For instance, the UTF-8 encoded file can be converted to UTF-16.
$ iconv -t UTF16 utf8-text.txt \> utf16-text.txt
$ file -i utf8-text.txt
utf8-text.txt: text/plain; **charset=utf-8**
$ file -i utf16-text.txt
utf16-text.txt: text/plain; **charset=utf-16le**
If the character set on the file's name or in the file's contents aren't supported by the destination encoding, then conversion isn't allowed. For instance, Shift-JIS can't support the characters in the file's contents.
$ iconv -t SJIS utf8-text.txt SJIS-text.txt
iconv: illegal input sequence at position 0
If a file has characters that are supported by the encoding, then conversion will succeed. For instance, if the file contains the Katagana characters テストファイル, then Shift-JIS conversion will succeed over NFS. Since the NFS client being used here doesn't understand Shift-JIS due to locale settings, the encoding shows "unknown-8bit."
$ cat SJIS.txt
テストファイル
$ file -i SJIS.txt
SJIS.txt: text/plain; charset=utf-8
$ iconv -t SJIS SJIS.txt \> SJIS2.txt
$ file -i SJIS.txt
SJIS.txt: text/plain; **charset=utf-8**
$ file -i SJIS2.txt
SJIS2.txt: text/plain; **charset=unknown-8bit**
Because Azure NetApp Files volumes only support UTF-8 compatible formatting, the Katagana characters are converted to an unreadable format.
$ cat SJIS2.txt
▒e▒X▒g▒t▒@▒C▒▒
When using NFSv4.x, conversion is allowed when noncompatible characters are present inside of the file's contents, even though NFSv4.x enforces UTF-8 encoding. In this example, a UTF-8 encoded file with Katagana characters located on an Azure NetApp Files volume shows the contents of a file properly.
$ file -i SJIS.txt
SJIS.txt: text/plain; charset=utf-8
S$ cat SJIS.txt
テストファイル
But once it's converted, the characters in the file display improperly due to the incompatible encoding.
$ cat SJIS2.txt
▒e▒X▒g▒t▒@▒C▒▒
If the file's name contains unsupported characters for UTF-8, then conversion succeeds over NFSv3, but fails over NFSv4.x due to the protocol version's UTF-8 enforcement.
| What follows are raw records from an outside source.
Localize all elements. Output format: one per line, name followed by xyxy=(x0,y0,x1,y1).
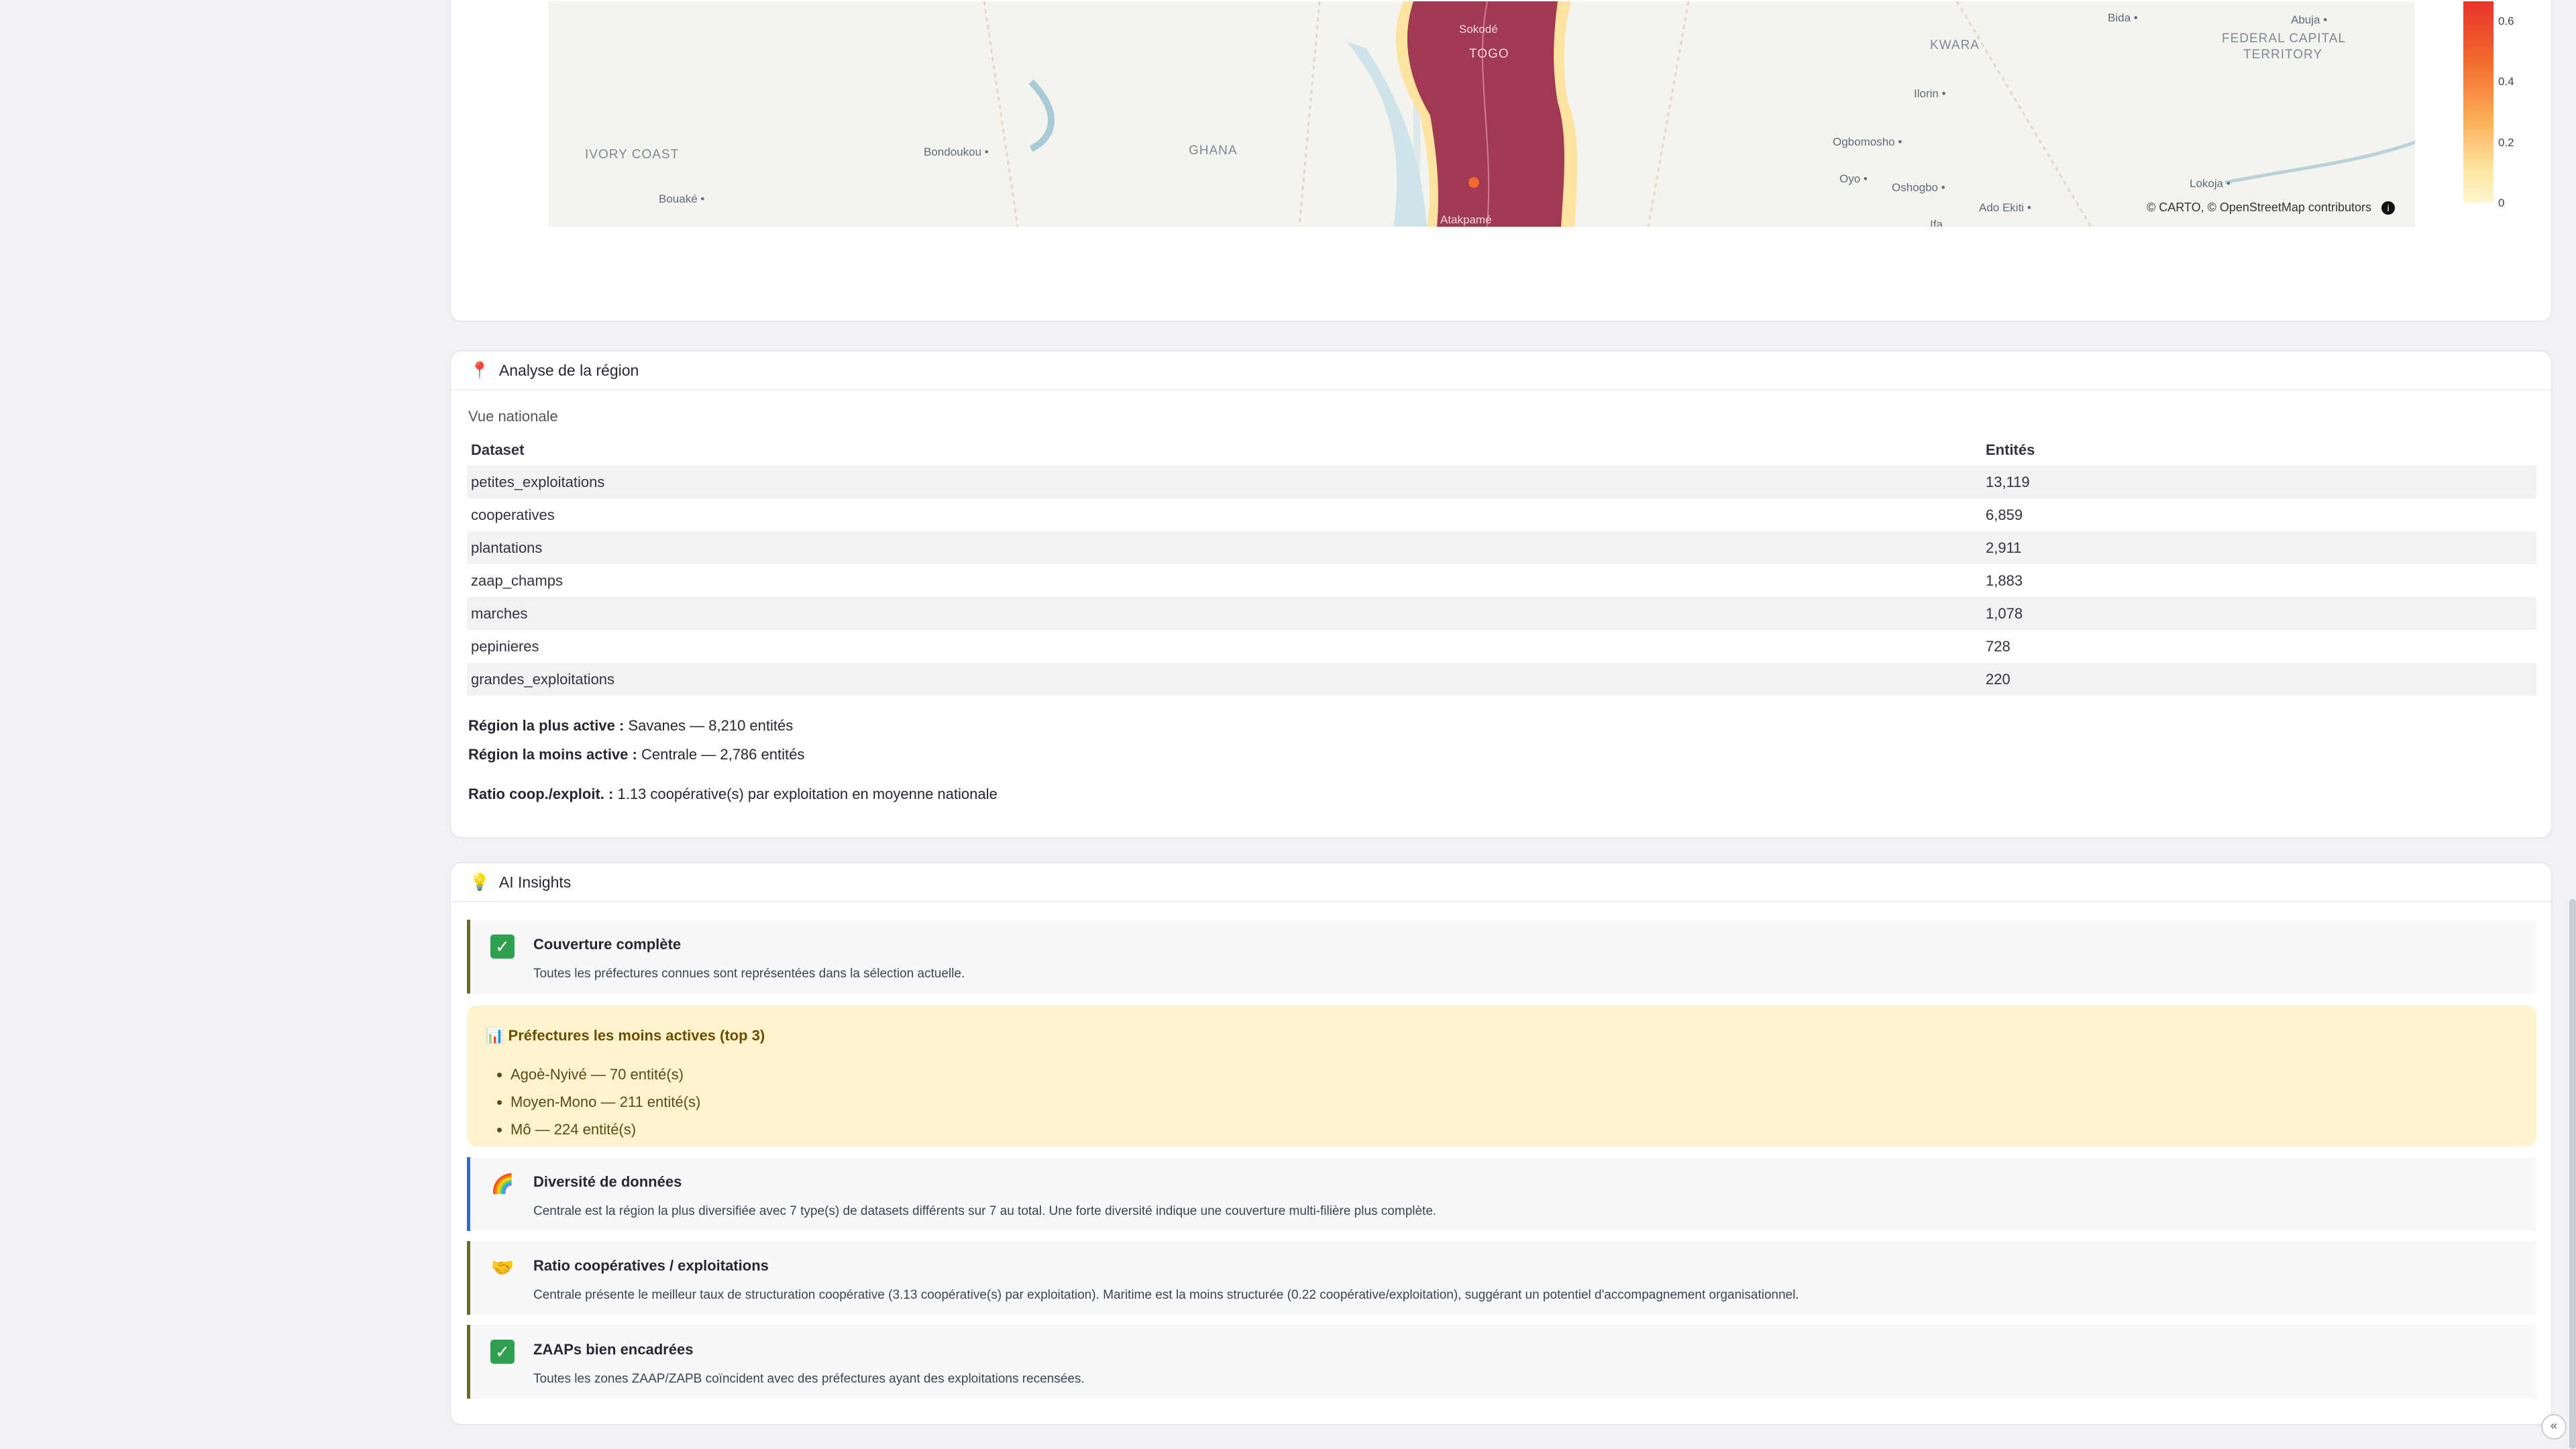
check-icon: ✓ xyxy=(490,1340,515,1364)
insight-description: Centrale est la région la plus diversifi… xyxy=(533,1204,1437,1218)
insight-item: 🤝 Ratio coopératives / exploitations Cen… xyxy=(467,1241,2536,1315)
dataset-cell: cooperatives xyxy=(471,506,555,523)
table-row: grandes_exploitations 220 xyxy=(467,663,2536,696)
prefecture-list: Agoè-Nyivé — 70 entité(s) Moyen-Mono — 2… xyxy=(497,1061,700,1143)
insight-description: Centrale présente le meilleur taux de st… xyxy=(533,1288,1799,1302)
lightbulb-icon: 💡 xyxy=(470,873,490,892)
city-label: Bida xyxy=(2108,11,2138,25)
insight-description: Toutes les zones ZAAP/ZAPB coïncident av… xyxy=(533,1372,1085,1386)
table-row: zaap_champs 1,883 xyxy=(467,564,2536,597)
count-cell: 6,859 xyxy=(1986,506,2023,523)
colorbar-tick: 0 xyxy=(2498,197,2505,209)
dataset-table: Dataset Entités petites_exploitations 13,… xyxy=(467,435,2536,696)
dataset-cell: petites_exploitations xyxy=(471,473,605,490)
ai-insights-card: 💡 AI Insights ✓ Couverture complète Tout… xyxy=(449,862,2553,1426)
table-row: cooperatives 6,859 xyxy=(467,498,2536,531)
pin-icon: 📍 xyxy=(470,361,490,380)
city-label: Atakpamé xyxy=(1440,213,1492,226)
collapse-sidebar-button[interactable]: « xyxy=(2541,1414,2567,1440)
table-row: plantations 2,911 xyxy=(467,531,2536,564)
city-label: Abuja xyxy=(2291,13,2327,27)
colorbar-tick: 0.4 xyxy=(2498,75,2514,88)
insight-item: 🌈 Diversité de données Centrale est la r… xyxy=(467,1157,2536,1231)
city-label: Oshogbo xyxy=(1892,181,1945,195)
city-label: Oyo xyxy=(1839,172,1868,186)
coop-ratio: Ratio coop./exploit. : 1.13 coopérative(… xyxy=(468,786,998,803)
column-header: Dataset xyxy=(471,441,525,458)
dataset-cell: marches xyxy=(471,604,528,622)
city-label: Ogbomosho xyxy=(1833,136,1902,149)
least-active-prefectures: 📊 Préfectures les moins actives (top 3) … xyxy=(467,1006,2536,1146)
city-label: Lokoja xyxy=(2190,177,2231,191)
handshake-icon: 🤝 xyxy=(490,1257,515,1278)
table-row: marches 1,078 xyxy=(467,597,2536,630)
colorbar xyxy=(2463,1,2493,203)
count-cell: 13,119 xyxy=(1986,473,2030,490)
region-analysis-card: 📍 Analyse de la région Vue nationale Dat… xyxy=(449,350,2553,839)
insight-title: ZAAPs bien encadrées xyxy=(533,1341,694,1358)
dataset-cell: grandes_exploitations xyxy=(471,670,615,688)
most-active-region: Région la plus active : Savanes — 8,210 … xyxy=(468,717,793,735)
table-row: pepinieres 728 xyxy=(467,630,2536,663)
card-header: 📍 Analyse de la région xyxy=(451,352,2551,390)
country-label: GHANA xyxy=(1189,144,1238,158)
count-cell: 728 xyxy=(1986,637,2010,655)
dataset-cell: plantations xyxy=(471,539,543,556)
count-cell: 2,911 xyxy=(1986,539,2022,556)
card-header: 💡 AI Insights xyxy=(451,863,2551,902)
dataset-cell: pepinieres xyxy=(471,637,539,655)
table-row: petites_exploitations 13,119 xyxy=(467,466,2536,498)
city-label: Bondoukou xyxy=(924,146,989,159)
heatmap-map[interactable]: IVORY COAST GHANA TOGO KWARA FEDERAL CAP… xyxy=(548,1,2415,227)
stat-label: Région la plus active : xyxy=(468,717,625,734)
rainbow-icon: 🌈 xyxy=(490,1173,515,1194)
count-cell: 220 xyxy=(1986,670,2010,688)
city-label: Ifa xyxy=(1930,218,1943,227)
country-label: KWARA xyxy=(1930,38,1980,52)
list-item: Agoè-Nyivé — 70 entité(s) xyxy=(511,1061,700,1088)
warning-title: 📊 Préfectures les moins actives (top 3) xyxy=(486,1027,765,1044)
country-label: TERRITORY xyxy=(2243,48,2323,62)
country-label: TOGO xyxy=(1469,47,1509,61)
insight-item: ✓ Couverture complète Toutes les préfect… xyxy=(467,920,2536,994)
list-item: Moyen-Mono — 211 entité(s) xyxy=(511,1088,700,1116)
stat-value: 1.13 coopérative(s) par exploitation en … xyxy=(617,786,998,802)
insight-title: Ratio coopératives / exploitations xyxy=(533,1257,769,1274)
insight-description: Toutes les préfectures connues sont repr… xyxy=(533,967,965,981)
warning-title-text: Préfectures les moins actives (top 3) xyxy=(508,1027,765,1044)
stat-label: Région la moins active : xyxy=(468,746,637,763)
colorbar-tick: 0.2 xyxy=(2498,136,2514,149)
card-title: Analyse de la région xyxy=(498,361,639,379)
map-card: IVORY COAST GHANA TOGO KWARA FEDERAL CAP… xyxy=(449,0,2553,322)
stat-value: Centrale — 2,786 entités xyxy=(641,746,805,763)
check-icon: ✓ xyxy=(490,934,515,959)
view-subtitle: Vue nationale xyxy=(468,408,558,425)
city-label: Ado Ekiti xyxy=(1979,201,2031,215)
info-icon[interactable]: i xyxy=(2381,201,2395,215)
insight-title: Diversité de données xyxy=(533,1173,682,1190)
city-label: Ilorin xyxy=(1914,87,1946,101)
city-label: Bouaké xyxy=(659,193,704,206)
least-active-region: Région la moins active : Centrale — 2,78… xyxy=(468,746,804,763)
count-cell: 1,883 xyxy=(1986,572,2023,589)
stat-value: Savanes — 8,210 entités xyxy=(628,717,794,734)
map-attribution[interactable]: © CARTO, © OpenStreetMap contributors i xyxy=(2147,201,2395,215)
table-header-row: Dataset Entités xyxy=(467,435,2536,466)
page-scrollbar[interactable] xyxy=(2569,899,2576,1449)
colorbar-tick: 0.6 xyxy=(2498,15,2514,28)
attribution-text: © CARTO, © OpenStreetMap contributors xyxy=(2146,201,2371,214)
column-header: Entités xyxy=(1986,441,2035,458)
stat-label: Ratio coop./exploit. : xyxy=(468,786,614,802)
insight-title: Couverture complète xyxy=(533,936,682,953)
card-title: AI Insights xyxy=(498,873,572,891)
dataset-cell: zaap_champs xyxy=(471,572,563,589)
city-label: Sokodé xyxy=(1459,23,1498,36)
country-label: IVORY COAST xyxy=(585,148,680,162)
chart-icon: 📊 xyxy=(486,1027,504,1044)
count-cell: 1,078 xyxy=(1986,604,2023,622)
list-item: Mô — 224 entité(s) xyxy=(511,1116,700,1143)
insight-item: ✓ ZAAPs bien encadrées Toutes les zones … xyxy=(467,1325,2536,1399)
country-label: FEDERAL CAPITAL xyxy=(2222,32,2346,46)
# echo "Test file with SJIS encoded filename" \> "$(echo 'テストファイル.txt' | iconv -t SJIS)"
-bash: $(echo 'テストファイル.txt' | iconv -t SJIS): Invalid argument
When using special characters or characters outside of the standard Basic Multilingual Plane (BMP) on Azure NetApp Files volumes, some best practices should be kept in consideration.
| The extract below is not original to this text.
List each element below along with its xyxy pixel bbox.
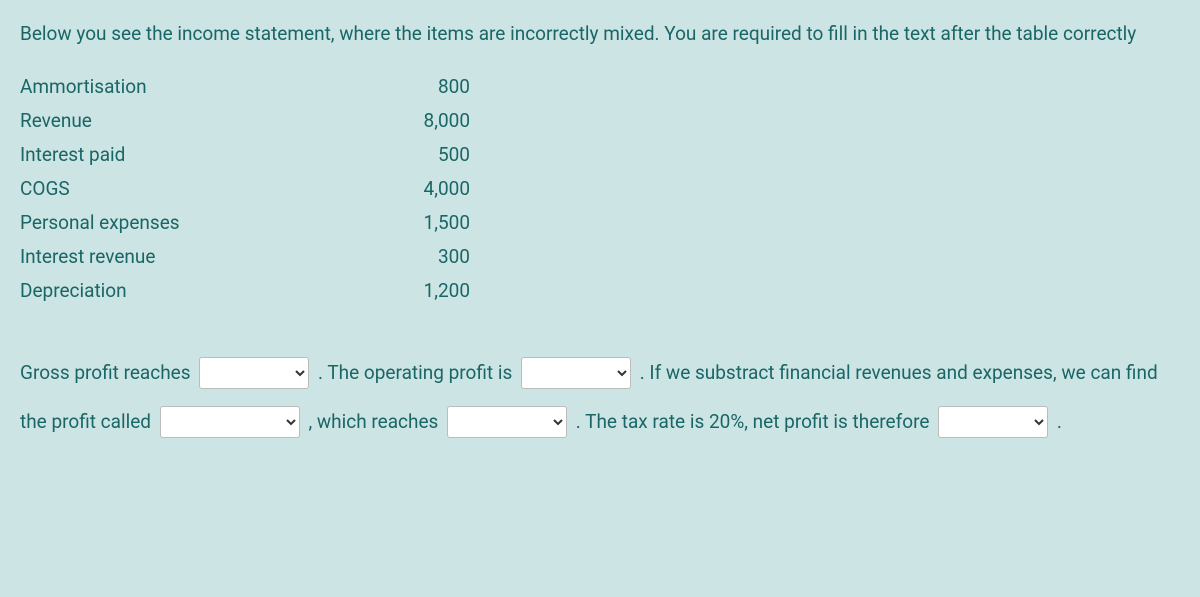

- Since Azure NetApp Files volumes use UTF-8 volume language, the file encoding for NFS clients should also use UTF-8 encoding for consistent results.
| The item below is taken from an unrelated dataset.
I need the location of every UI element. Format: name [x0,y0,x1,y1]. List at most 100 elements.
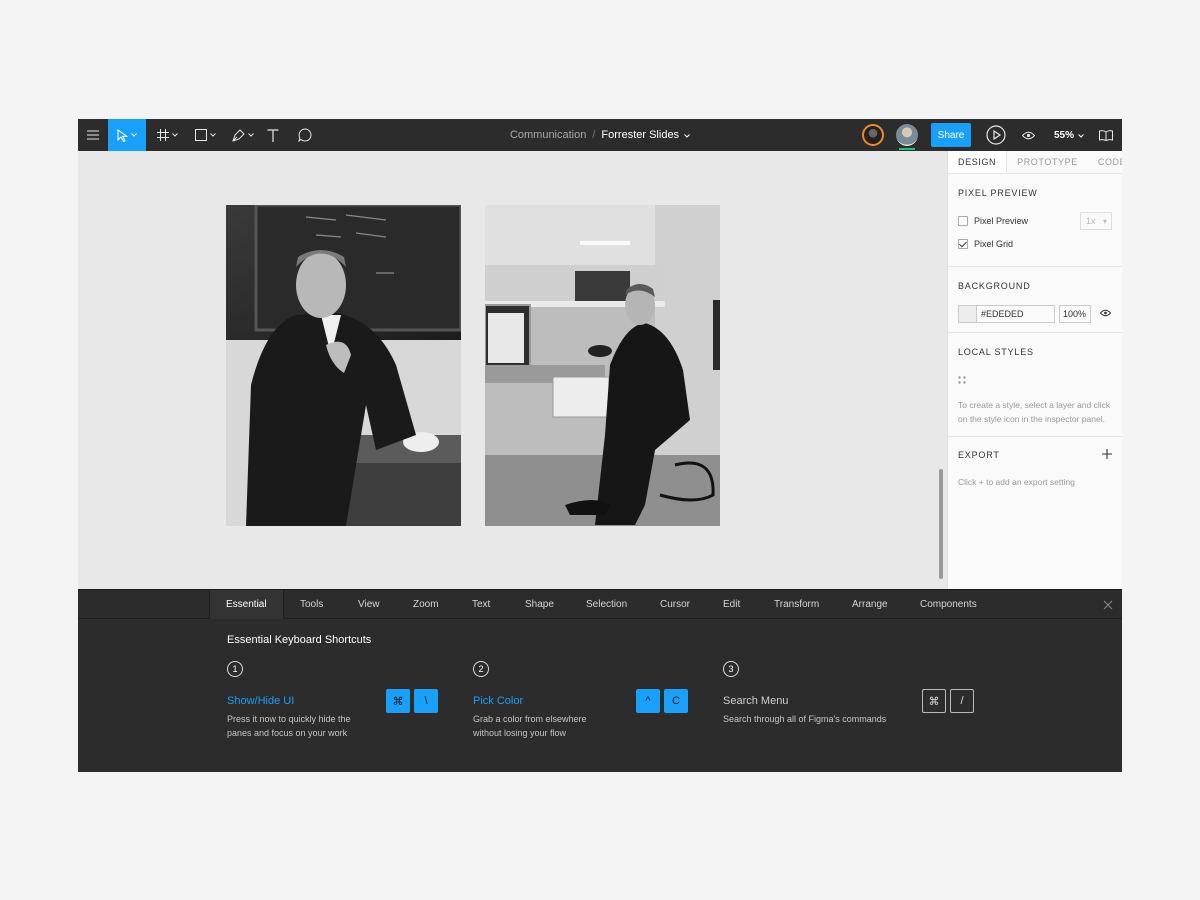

- Character sets in file names or contained in file contents should be UTF-8 compatible for proper display and functionality.
- Because SMB uses UTF-16 character encoding, characters outside of the BMP might not display properly over NFS in dual-protocol volumes. As possible, minimize the use of special characters in file contents.
- Avoid using special characters outside of the BMP in file names, especially when using NFSv4.1 or dual-protocol volumes.
- For character sets not in the BMP, UTF-8 encoding should allow display of the characters in Azure NetApp Files when using a single file protocol (SMB only or NFS only). However, dual-protocol volumes aren't able to accommodate these character sets in most cases.
- Nonstandard encoding (such as Shift-JIS) isn't supported on Azure NetApp Files volumes.
- Surrogate pair characters (such as emoji) are supported on Azure NetApp Files volumes.